Cox’s bald statement that EU insistence on a backstop agreement, to which May acquiesced, “does not provide for a mechanism that is likely to enable the UK lawfully to exit the UK-wide customs union without a subsequent agreement” ought to scupper the May-EU deal.

Her only defence against the charge of agreeing to confine Britain indefinitely to the rulings of the EU customs union, its internal market and the European Court of Justice is that it won’t happen because it would be politically undesirable for the EU27 and the EU Commission.

This is nonsense and she knows it. As long as the backstop exists — were it ever agreed — it would prevent Britain from implementing trade deals with other jurisdictions without EU permission.

It would place an albatross round the neck of British officials negotiating a future relationship with the EU because the commission could simply refuse any development it deemed inferior to the backstop.

This wouldn’t be a problem for May — as a loyal servant of corporate power, especially the banking sector, her first preference was always to remain in the EU and her second was for withdrawal in name only.

That second choice is, according to MPs’ already declared preferences, all but certain to be defeated next Tuesday.

In ordinary circumstances, a government incapable of getting key legislation through Parliament would either have to accept that the leader of the opposition should have a crack at it or recommend dissolution of the Commons and a general election.

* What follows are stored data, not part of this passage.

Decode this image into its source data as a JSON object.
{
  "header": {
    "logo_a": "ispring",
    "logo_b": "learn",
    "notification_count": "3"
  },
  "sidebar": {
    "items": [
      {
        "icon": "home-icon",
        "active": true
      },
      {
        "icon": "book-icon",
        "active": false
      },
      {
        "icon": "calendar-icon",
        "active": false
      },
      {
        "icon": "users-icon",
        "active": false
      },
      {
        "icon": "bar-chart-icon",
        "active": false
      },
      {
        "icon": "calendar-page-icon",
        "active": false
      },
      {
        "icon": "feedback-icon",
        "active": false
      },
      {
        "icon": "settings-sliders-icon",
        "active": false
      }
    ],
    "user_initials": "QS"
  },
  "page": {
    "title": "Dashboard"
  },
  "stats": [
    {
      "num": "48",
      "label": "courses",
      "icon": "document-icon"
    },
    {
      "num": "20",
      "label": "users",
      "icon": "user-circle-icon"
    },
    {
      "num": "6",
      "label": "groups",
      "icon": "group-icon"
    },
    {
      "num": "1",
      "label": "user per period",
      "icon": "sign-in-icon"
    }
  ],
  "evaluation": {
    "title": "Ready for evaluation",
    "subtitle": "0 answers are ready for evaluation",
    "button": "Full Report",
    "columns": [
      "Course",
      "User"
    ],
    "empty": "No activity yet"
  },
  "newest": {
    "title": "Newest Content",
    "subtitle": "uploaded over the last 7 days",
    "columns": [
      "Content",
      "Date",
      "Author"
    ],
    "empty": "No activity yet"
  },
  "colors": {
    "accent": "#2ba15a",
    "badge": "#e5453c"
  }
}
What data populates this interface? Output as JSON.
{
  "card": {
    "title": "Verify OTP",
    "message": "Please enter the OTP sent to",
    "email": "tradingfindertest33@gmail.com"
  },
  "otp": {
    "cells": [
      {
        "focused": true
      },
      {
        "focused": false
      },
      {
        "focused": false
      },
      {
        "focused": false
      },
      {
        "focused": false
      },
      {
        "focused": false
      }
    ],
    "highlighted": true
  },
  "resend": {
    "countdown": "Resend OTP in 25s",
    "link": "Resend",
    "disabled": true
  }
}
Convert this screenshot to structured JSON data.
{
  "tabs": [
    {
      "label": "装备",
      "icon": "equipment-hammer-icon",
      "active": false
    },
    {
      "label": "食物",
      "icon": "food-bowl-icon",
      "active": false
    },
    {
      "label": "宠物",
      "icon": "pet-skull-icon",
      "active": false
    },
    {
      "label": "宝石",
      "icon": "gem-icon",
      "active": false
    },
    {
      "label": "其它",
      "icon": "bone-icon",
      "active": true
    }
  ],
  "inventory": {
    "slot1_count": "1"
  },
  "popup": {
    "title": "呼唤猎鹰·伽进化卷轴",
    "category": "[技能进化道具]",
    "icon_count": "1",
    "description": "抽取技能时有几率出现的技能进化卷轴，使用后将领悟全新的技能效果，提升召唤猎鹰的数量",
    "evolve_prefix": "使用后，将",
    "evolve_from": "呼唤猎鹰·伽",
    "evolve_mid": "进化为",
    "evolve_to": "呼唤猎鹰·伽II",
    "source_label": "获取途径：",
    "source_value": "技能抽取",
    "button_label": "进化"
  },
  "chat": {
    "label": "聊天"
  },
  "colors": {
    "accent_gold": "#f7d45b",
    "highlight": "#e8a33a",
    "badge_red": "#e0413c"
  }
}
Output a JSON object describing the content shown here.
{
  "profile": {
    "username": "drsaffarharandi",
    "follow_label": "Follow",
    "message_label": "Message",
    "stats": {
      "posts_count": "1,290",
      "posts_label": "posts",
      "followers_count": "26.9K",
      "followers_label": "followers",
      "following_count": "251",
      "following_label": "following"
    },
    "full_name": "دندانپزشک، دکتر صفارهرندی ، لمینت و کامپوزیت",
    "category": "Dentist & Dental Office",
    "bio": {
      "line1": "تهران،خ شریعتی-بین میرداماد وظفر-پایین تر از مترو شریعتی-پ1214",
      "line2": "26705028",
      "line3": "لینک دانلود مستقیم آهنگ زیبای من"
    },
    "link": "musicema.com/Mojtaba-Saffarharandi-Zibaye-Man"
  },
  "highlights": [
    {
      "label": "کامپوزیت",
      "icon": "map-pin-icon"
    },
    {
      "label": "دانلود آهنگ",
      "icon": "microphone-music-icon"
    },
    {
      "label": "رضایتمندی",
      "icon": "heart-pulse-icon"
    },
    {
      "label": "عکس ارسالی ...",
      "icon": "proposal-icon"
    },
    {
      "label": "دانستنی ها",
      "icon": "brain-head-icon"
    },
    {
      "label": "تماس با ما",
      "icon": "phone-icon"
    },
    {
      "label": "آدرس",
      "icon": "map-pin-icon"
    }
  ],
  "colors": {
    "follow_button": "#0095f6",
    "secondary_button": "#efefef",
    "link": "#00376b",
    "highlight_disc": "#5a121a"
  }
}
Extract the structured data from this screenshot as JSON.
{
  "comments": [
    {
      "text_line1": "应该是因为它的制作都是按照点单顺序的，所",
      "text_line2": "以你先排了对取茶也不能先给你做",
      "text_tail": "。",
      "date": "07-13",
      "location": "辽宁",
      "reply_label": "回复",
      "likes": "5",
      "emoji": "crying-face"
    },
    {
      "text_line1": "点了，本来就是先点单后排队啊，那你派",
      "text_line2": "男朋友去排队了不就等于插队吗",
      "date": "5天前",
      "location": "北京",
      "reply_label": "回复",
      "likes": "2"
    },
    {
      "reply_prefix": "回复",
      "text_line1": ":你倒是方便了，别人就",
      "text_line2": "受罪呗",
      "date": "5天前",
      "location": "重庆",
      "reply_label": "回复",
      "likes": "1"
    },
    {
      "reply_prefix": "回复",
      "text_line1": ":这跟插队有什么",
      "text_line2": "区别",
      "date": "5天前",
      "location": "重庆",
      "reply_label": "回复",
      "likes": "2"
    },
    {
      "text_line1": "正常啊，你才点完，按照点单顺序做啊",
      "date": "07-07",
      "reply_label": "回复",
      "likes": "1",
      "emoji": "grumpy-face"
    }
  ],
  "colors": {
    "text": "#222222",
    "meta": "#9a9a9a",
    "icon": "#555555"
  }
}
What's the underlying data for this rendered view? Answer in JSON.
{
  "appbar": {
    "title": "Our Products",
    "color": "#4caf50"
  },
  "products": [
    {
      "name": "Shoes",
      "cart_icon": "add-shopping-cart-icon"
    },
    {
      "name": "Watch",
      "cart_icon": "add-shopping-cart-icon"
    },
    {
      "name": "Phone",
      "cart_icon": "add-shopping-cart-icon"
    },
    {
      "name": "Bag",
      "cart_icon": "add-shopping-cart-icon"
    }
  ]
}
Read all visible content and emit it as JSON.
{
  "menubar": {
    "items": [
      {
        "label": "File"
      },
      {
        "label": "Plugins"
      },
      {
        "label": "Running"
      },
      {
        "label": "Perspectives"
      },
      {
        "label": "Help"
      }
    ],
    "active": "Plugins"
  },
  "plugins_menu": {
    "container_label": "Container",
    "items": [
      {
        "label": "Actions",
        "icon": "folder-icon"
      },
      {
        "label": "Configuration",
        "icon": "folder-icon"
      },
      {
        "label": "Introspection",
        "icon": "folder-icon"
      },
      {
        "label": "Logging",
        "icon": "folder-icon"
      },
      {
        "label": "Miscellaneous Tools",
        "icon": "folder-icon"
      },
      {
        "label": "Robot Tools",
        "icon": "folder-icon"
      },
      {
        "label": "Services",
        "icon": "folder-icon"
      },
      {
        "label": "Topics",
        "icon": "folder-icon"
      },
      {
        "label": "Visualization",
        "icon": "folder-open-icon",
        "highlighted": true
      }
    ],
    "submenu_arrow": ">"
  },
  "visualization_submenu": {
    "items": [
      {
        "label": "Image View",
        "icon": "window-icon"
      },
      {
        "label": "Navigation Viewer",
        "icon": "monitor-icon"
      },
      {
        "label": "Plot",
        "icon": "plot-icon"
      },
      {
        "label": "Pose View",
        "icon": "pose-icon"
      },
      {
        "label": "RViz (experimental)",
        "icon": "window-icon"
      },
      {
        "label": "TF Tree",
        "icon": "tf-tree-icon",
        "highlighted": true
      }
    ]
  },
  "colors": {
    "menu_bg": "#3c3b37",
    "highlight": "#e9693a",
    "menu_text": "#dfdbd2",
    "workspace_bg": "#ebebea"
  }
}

Labour is correct to demand either of these scenarios, which can no longer be guaranteed in consequence of coalition conspirators David Cameron and Nick Clegg’s political jiggery-pokery to bring in five-year fixed parliamentary legislation.

There is already a mood of triumphalism among some opposition forces in the House, but, rather than being based on the possibility of a change of government, it is narrowly focused on thwarting the June 2016 referendum result.

Whether achieved through pushing through a rerun of the ballot or simply short-circuiting the Article 50 process seems less important than the political elite’s reassertion of its right to determine key policies and to “save” the electorate from the consequences of their wrong decisions.

Tory MPs who support leaving the EU portray May and her acolytes of having being bullied or fooled into undermining Britain’s popular sovereignty.

On the contrary, in common with Irish, French and Dutch leaders who, in light of previous inconvenient popular votes, worked with the EU Commission to mitigate or replay their electorate’s decisions, May has been batting for the other side.

International Trade Secretary Liam Fox has clearly decided that the best form of defence is attack, trying to whip Tory MPs into backing May’s withdrawal in name only by accusing the House of Commons of seeking to “steal Brexit from the British people.”

That isn’t a difficult case to build when the likes of the Liberal Democrats, nationalists, Greens and various pro-Brussels zealots in Labour and the Tories have made no secret of their insistence on remaining within the walls of institutionalised austerity.

Labour must remain true to Jeremy Corbyn’s commitment to honour the referendum decision.

And honouring it can only mean complying with the electorate’s instruction to Parliament to take Britain out of the EU and all its institutions.